First replication took three solid days. Subsequent replications have taken about as long.
What in detail would you like to know?
I mainly followed the how-to instruction video by Lawrence Systems, and also consulted the FreeNAS manual. Started by creating a periodic snapshot task for the dataset, and configured Replication Tasks to replicate to the secondary FreeNAS on weekends. It seems pretty simple and hard to screw up.
HHD? Do you mean HDD? As stated in my original post, I'm running enterprise-grade Seagate Exos 12TB SAS drives.
Hard to screw up is a matter of perspective.
With ZFS, a lot of simple things will hit the fan if you miss a step or make assumption without understanding the underlaying nature and behaviour of ZFS.
As per your info, 3 days lifespan for replication is your issue.
As pointed out by @
Johnny Fartpants, the snapshots don't live long enough on the source server to be found and compared to on the remote server.
I can think of two scenarios, as I am not familiar with the GUI based replication, I can't really affirm it:
With a one week replication task, you will tell replication task to start every 7 days.
If your snapshots have a 3 day lifespan and as it is automated snapshot generation, I doubt a Hold on the snapshot is performed. It would be nice to have for such scenario, but it is not without issues..
So if you have a 5 minute interval for snapshot creation, then the way snapshot work is as follow:
You need to remember each dataset has its own snapshots.
From the very first daythe snapshot are taken, the number of snaphot per dataset will increase, 1 snaphot every 5 minutes. Over 1 hour you will have about 12 snaphots.
Over 3 hours, you will have 36 snapshots. If you were to specify a lifespan covering a year worth of snapshot, you will keep seeing the number of snapshot grow at a rate of 1 snapshot every 5 minutes and you could end up with thousands of them.
But because you have only a 3 hours lifespan, snapshots that are older than 3 hours old will be destroyed by ZFS on the source server.
So the maximum number of snapshot per dataset for your system shouldn't exceed 36 with an automatic snapshot.
On the first replication, the source only saw 36 snapshots and started sending those to the server.

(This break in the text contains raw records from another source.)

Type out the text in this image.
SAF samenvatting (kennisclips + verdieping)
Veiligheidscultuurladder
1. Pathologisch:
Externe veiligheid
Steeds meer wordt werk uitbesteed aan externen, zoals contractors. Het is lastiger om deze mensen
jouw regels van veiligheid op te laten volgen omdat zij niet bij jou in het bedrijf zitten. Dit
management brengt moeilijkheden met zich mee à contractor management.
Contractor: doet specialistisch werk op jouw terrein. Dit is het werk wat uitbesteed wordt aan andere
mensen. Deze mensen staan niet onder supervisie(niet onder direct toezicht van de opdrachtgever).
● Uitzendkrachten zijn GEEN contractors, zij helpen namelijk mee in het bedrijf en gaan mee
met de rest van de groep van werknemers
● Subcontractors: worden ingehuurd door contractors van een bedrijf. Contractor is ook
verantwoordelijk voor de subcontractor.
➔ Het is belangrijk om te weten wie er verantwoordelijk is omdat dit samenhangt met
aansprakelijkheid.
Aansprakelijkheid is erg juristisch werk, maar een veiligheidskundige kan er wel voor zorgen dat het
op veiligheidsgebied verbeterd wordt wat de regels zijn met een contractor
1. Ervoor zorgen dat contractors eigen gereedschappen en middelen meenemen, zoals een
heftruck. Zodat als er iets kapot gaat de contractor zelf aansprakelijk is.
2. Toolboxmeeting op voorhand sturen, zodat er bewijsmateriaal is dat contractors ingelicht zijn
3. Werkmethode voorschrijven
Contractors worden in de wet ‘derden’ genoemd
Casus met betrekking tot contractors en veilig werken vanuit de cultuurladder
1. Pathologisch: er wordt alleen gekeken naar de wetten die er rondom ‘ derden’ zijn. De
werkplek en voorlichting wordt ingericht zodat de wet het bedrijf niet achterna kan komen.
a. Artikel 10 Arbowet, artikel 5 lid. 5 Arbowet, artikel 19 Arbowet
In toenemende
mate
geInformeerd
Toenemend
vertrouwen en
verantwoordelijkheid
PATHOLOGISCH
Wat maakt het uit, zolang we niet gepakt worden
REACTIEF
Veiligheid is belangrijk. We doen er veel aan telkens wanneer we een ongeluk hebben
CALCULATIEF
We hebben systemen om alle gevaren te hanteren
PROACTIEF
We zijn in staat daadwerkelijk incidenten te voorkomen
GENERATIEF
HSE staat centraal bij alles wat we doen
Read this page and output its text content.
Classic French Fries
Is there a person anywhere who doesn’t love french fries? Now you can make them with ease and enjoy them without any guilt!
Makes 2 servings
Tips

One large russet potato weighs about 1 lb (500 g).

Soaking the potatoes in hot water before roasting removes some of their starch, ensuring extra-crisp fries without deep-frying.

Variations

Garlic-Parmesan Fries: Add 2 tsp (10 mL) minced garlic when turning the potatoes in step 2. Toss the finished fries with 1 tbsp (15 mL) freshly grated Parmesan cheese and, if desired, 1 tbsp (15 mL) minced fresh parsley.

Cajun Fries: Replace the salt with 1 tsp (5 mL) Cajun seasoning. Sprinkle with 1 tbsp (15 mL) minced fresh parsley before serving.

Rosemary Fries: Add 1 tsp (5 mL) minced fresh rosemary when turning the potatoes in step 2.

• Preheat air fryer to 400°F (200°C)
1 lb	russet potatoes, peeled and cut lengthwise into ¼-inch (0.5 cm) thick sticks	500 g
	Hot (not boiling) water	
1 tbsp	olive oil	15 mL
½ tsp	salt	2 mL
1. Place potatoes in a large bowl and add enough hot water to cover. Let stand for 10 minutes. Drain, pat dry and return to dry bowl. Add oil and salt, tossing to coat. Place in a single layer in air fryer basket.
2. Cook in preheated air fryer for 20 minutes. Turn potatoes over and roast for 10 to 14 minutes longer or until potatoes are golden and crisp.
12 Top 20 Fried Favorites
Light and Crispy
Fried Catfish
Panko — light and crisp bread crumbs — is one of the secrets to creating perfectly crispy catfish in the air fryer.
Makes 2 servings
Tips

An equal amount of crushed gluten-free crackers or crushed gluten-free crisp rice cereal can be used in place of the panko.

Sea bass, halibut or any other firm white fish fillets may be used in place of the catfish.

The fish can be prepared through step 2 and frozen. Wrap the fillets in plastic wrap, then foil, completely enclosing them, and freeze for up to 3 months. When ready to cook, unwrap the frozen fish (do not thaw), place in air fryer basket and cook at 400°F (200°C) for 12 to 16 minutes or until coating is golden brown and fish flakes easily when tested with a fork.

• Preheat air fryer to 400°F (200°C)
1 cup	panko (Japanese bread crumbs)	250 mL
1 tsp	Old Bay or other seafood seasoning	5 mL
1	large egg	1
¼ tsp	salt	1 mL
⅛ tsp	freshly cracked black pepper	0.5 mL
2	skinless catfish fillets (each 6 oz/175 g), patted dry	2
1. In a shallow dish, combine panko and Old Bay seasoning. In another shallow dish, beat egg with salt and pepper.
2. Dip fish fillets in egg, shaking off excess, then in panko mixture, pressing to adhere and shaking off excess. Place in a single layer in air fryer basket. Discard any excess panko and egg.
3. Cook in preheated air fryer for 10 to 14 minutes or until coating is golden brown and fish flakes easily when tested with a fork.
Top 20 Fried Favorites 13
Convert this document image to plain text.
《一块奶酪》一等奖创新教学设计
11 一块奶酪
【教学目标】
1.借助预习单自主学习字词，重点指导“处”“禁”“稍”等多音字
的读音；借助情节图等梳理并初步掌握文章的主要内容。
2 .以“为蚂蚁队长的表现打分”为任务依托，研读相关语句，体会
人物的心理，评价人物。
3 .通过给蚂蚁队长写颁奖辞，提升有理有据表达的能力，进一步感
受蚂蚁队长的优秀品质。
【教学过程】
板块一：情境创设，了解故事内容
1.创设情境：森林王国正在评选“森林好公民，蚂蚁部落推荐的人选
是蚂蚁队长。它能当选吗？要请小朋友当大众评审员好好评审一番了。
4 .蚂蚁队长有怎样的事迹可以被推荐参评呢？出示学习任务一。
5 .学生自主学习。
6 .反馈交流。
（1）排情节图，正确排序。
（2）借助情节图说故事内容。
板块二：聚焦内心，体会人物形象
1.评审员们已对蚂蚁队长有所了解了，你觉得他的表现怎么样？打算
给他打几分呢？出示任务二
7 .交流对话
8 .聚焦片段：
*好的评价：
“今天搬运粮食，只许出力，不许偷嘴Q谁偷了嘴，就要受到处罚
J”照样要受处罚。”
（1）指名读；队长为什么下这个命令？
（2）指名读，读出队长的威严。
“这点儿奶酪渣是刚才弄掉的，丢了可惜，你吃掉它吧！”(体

Lots of data at first but this is fine. As replication takes place, those snapshots are going to be replicated.
When replication takes place, I believe ZFS place a temporary hold on the snapshot being replicated. This mean none of the snapshot and the snapshot after it will be deleted even when they have lived longer than thir expected lifespan. This is a safety net from ZFS. But as soon as the replciation is complete, the temporary hold will be removed and old snapshots destroyed.
1) If you have "Delete Stale Snapshots....", the replication process will force snapshots with longer than expected lifespan to be deleted, but the replication should start properly as ZFS, when looking for incremental snapshot needs to find the youngest common snapshot present at both source and destination.
In you case, possibly all the snapshots that exist on the destinaion no longer exist on the source, and as a result, I suspect the replication task is forcing replication and destroying the content of the replicated data in order to start over.
2) Depending on the number of snapshots, it is possible the replication task is scanning the source and the destination server to look for common snapshots and maybe this task is a slow process as it can't reconcile the snapshots easily.
The reason I asked about the HDD (not HHD as you pointed out) was to look for SMR drives. Those can add significant delays on the replication when snapshots are being destroyed and this could have accounted for longer than normal operations. It seems I missed that part.
I suspect case 1) is the reason of you problem.
I think the replication is trying to find a snaphot it can't find and as a result wipe the data on the destination in order to start fresh.
The answer would be to increase the lifespan of the snapshots, but I would not make it 2 weeks either,I would amke it a few weeks or months to be safe.
Or if you don't then you can have another automatic snapshot with longer lifespan but longer intervals, such as every 12hrs and lifespan of 6 months.